Требование тишины мира и сердца заканчивалось, когда Лучезарная опускалась на свое ложе. Обычно это было временем ужина, собиравшего весь Род у Общего костра. В Восход Холмов трапеза была особенно оживленной: поселянам нетерпелось поделиться своими впечатлениями и вместе со словами выплеснуть накопившееся напряжение: время, проведенное наедине с собственной памятью, редко для кого было простым.
Внемлющий, стоя у края площадки, отыскал глазами своего помощника. По счастью, Миру уже ушла в их хижину, и Ёль заканчивал ужинать в одиночестве. Решив, что тянуть нечего, Кныш решительно направился к нему.
– Ёль?.. Разговор есть. Хорошо сделаю?
Мужчина чуть удивленно кивнул, по всей видимости мало представляя, что Внемлющему могло сейчас от него понадобиться.
– Что-то случилось? – спросил он, когда они отошли к пустынному краю площадки.
– Нет. По правде говоря... Я хотел спросить тебя о моем родителе.
– О твоем родителе? – в голосе Ёля слышалось недоумение. – А что о нем?
– Ну... Вобщем, я бы хотел узнать о нем побольше. Как о Рослом. Я ведь знал его только как родителя и... – он неопределенно поводил в воздухе рукой, не зная, как закончить фразу.
– Ладно, – Ёль инстинктивно почувствовал, что от дальнейших вопросов лучше воздержаться. – Что именно ты бы хотел узнать?
– Ты говорил, что как Взывающего знал его лучше, чем я, и это правда. Можешь об этом рассказать? Каким он был? Как тебе было помогать ему? Ну, словом, что придет в голову, то и расскажи.
Ёль задумался.
– Каким он был?.. – протянул он. – Ну... Я пару раз слышал, как Фетха называла его упертым – и это очень ему подходило. Он всегда был абсолютно уверен в том, что знает, как и что нужно делать.
– Это точно, – немного разочарованно протянул Кныш. Неужели даже Ёль видел в его родителе только те черты, которые видели все?..
– Ну... Это не всегда бывало приятно, это уж как есть... Но знаешь, как для меня, мальчишки, так это было и неплохо. Всегда приятно знать, что ты идешь за кем-то, кто знает дорогу. И потому мне с ним было... Спокойно, что ли. Он из-за своей уверенности был очень предсказуемым – я точно знал, на что он рассердится, а за что похвалит...

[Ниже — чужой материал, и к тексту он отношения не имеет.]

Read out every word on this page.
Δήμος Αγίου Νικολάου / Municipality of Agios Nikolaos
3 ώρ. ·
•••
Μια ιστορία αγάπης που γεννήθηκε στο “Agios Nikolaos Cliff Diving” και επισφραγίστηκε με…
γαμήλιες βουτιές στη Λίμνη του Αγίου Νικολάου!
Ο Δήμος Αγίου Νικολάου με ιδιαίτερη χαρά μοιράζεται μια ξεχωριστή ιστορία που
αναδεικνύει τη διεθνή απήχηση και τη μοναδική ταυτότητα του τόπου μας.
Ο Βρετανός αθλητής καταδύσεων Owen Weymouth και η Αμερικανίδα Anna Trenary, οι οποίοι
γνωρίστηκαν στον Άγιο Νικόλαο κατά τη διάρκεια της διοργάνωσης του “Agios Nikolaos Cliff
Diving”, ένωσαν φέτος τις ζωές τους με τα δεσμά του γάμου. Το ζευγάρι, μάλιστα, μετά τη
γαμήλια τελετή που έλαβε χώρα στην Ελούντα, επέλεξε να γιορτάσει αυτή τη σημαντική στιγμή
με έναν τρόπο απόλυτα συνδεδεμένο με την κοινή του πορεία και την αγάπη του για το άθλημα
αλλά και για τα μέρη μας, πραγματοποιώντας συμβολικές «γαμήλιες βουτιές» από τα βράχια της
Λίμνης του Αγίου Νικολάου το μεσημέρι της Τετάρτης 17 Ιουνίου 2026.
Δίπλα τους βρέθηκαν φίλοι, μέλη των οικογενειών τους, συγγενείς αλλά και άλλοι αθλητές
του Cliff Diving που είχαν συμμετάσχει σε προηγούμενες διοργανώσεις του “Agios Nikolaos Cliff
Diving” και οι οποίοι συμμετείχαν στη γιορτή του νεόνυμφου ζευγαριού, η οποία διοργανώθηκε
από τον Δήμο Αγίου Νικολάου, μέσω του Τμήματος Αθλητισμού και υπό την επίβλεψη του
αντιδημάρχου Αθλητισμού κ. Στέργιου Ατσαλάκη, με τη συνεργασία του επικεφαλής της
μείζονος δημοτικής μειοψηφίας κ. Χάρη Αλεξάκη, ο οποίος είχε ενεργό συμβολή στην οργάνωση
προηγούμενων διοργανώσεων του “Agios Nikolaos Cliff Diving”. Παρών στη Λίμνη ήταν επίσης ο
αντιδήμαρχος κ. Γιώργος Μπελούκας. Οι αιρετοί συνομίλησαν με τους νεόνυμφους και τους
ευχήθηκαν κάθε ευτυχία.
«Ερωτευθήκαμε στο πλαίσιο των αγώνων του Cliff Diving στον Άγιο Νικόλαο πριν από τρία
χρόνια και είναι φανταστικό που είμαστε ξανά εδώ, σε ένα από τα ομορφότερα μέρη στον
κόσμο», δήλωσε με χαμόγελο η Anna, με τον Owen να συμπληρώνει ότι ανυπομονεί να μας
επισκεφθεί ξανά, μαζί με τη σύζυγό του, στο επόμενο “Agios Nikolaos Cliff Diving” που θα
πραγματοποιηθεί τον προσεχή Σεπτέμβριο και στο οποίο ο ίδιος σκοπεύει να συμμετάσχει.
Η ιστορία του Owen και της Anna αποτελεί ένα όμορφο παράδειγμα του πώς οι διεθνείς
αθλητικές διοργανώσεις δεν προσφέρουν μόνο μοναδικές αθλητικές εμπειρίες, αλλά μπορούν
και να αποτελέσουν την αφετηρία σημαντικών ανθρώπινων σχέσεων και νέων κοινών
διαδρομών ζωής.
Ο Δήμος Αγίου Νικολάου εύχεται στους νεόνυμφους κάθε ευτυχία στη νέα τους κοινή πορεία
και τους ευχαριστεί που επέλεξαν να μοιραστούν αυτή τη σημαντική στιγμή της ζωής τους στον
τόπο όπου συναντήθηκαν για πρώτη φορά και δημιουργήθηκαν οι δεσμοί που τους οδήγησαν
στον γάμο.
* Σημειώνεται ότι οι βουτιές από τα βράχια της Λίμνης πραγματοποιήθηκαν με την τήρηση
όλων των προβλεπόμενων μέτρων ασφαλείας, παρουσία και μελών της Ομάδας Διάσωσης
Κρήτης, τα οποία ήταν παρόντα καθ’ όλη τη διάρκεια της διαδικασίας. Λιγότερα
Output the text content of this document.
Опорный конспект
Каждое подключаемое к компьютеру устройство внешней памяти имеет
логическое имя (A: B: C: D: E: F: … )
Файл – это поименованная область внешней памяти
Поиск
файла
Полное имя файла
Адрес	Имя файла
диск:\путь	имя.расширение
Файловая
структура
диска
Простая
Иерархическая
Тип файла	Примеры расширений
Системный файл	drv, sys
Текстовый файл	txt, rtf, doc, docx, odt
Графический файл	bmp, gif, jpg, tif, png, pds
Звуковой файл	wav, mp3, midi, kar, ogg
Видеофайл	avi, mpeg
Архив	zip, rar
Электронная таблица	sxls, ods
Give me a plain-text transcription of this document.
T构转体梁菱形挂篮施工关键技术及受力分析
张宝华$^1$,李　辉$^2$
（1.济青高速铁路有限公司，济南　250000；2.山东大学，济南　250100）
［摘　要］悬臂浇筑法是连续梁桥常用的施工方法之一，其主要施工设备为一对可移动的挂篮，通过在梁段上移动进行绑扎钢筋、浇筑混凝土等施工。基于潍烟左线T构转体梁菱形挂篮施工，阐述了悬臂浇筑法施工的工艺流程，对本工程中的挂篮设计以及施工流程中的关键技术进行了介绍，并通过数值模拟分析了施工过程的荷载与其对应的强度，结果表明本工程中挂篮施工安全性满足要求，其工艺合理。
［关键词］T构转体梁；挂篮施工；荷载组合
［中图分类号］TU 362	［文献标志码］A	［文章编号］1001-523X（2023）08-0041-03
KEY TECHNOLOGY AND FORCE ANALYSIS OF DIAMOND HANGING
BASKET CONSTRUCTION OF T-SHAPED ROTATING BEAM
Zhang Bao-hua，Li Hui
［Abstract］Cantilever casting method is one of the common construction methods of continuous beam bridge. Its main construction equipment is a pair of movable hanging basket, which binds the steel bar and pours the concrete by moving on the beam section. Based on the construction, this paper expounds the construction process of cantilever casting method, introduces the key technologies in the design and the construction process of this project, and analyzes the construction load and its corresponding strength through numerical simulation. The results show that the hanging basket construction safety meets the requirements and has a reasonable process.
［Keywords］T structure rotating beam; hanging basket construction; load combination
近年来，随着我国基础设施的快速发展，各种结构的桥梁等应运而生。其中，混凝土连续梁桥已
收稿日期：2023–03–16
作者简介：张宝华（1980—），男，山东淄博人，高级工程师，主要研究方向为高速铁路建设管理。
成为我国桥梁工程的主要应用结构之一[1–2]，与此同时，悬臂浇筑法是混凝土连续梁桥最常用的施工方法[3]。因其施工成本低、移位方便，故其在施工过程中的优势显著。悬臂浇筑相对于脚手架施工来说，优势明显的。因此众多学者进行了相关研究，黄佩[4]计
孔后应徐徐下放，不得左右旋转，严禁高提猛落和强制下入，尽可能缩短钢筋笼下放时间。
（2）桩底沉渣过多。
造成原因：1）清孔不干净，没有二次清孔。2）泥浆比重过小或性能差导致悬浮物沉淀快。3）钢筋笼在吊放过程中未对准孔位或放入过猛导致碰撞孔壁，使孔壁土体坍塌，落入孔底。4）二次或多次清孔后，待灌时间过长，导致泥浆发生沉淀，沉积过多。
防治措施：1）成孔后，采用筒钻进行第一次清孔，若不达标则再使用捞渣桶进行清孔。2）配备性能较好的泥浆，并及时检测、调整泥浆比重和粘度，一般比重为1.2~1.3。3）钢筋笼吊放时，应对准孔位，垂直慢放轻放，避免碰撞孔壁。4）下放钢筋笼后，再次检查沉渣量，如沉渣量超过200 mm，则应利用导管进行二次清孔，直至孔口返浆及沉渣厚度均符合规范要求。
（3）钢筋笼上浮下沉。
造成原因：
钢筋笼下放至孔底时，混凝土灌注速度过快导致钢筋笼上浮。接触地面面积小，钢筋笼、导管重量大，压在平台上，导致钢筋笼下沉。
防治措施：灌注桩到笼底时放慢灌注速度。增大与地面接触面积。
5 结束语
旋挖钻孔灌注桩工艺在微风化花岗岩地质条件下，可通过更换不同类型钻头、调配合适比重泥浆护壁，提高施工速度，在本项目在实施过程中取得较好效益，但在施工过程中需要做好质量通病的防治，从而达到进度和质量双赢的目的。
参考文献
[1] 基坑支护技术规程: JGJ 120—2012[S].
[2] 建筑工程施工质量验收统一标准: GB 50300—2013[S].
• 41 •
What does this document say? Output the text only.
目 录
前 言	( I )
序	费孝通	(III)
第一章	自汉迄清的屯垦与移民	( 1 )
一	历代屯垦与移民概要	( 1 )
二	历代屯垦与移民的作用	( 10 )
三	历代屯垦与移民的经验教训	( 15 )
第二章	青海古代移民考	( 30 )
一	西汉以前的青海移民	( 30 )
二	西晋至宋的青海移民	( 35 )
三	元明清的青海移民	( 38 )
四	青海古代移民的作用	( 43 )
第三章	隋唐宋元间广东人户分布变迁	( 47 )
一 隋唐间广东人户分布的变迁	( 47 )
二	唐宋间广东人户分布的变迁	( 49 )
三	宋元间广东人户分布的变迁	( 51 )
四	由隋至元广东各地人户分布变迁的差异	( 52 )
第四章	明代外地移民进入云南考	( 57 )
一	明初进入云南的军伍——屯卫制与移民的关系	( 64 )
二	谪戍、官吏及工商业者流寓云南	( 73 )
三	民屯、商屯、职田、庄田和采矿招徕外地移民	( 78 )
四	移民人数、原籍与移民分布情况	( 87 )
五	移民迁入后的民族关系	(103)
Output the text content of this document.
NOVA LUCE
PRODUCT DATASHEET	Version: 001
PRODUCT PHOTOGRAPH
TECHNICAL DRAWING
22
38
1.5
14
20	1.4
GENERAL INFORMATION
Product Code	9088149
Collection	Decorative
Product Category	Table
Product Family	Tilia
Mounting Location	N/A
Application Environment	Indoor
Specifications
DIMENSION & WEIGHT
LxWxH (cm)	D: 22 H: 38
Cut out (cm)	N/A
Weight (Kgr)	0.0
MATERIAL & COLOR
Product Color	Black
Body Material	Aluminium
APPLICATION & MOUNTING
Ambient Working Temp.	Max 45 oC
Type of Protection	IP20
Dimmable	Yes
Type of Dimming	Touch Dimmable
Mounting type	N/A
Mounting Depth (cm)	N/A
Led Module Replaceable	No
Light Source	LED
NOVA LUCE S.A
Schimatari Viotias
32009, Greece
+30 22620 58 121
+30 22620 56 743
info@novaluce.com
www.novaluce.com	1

– Он когда-нибудь хвалил тебя? – в сознании Кныша родитель и похвала сочетались крайне слабо.
– Хвалил, – Ёль кивнул и чуть заметно улыбнулся, видимо, поняв удивление собеседника. – Не скажу, чтобы часто. И не за все подряд. Но он всегда знал, когда я действительно старался, когда вкладывал себя-себя. И тогда хвалил обязательно, – он помолчал, задумавшись. – Он вообще... Справедливый был. Если, к примеру, перед каким-то обрядом нужно было готовиться-готовиться, то он оставался до конца, даже если свою часть работы уже сделал. Никогда не было такого, мол, «Я спать пошел, а ты, помощничек, тут сам как хочешь справляйся». Всегда – вместе начали – вместе закончили. Вот так.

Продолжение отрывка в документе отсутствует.